A colleague recently brought up this argument when we were talking about big-O runtime analysis and I've been unable to find why it is incorrect:
Informally, the argument goes like this:
"If the runtime of all logarithms of any base are supposed to be equivalent, there is nothing that keeps us from saying $O(\log x) \equiv O(\log_x x) \equiv O(1)$, so either the upper bound of logarithmic growth is constant (which it evidently is not) or all logarithms are, after all, not equal in runtime."
We recalled the reasoning behind the accepted $ O(\log_a x) \equiv O(\log_b x)$ from the lemma that allows us to calculate logarithms of arbitrary base, i.e.
$$ \log_a x = \frac{\log_b x}{\log_b a} $$ where, since $a,b$ are constant also $\frac{1}{\log_b a}$ is constant, and hence $ O(\log_a x) \equiv O(\log_b x)$ holds.
I argued that since $x$ is decidedly not a constant, his conjecture would also be false as no constant factor could be extracted from the lemma.

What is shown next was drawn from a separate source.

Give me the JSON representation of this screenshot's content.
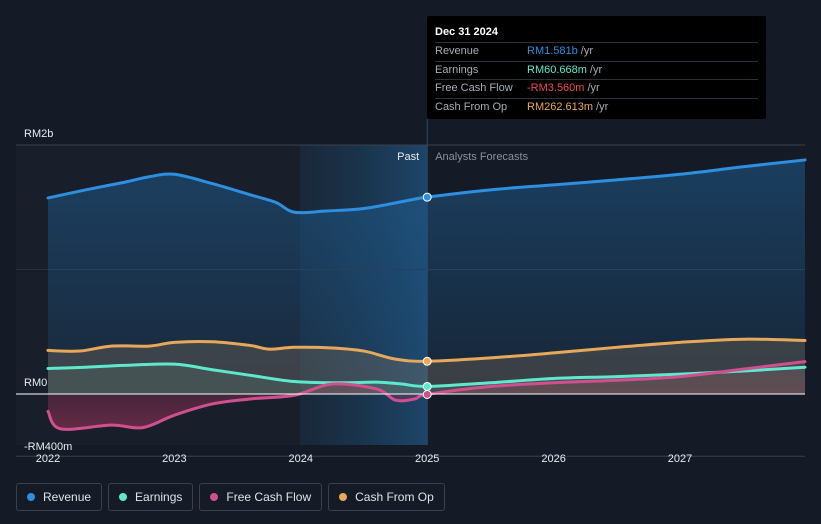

The counterargument quickly followed, stating that since $ O(\log_a x) \equiv O(\log_b x)$ holds $\forall a,b \in \mathbb{R^+}$ it must not only hold in $a =x$ or $b = x$, but also in $a=1$ and $b=1$ and consequently $ O(\log x) \equiv O(\log_1 x) = O(0) \equiv O(1)$ breaking the original lemma not only for the base $x$ but also base $1$, where $1$ is about as constant as it gets. <- beer induced math fail
At that point in conceded that I could not find a flaw in the argumentation and as such I am turning to you: What's going on here and where are we wrong?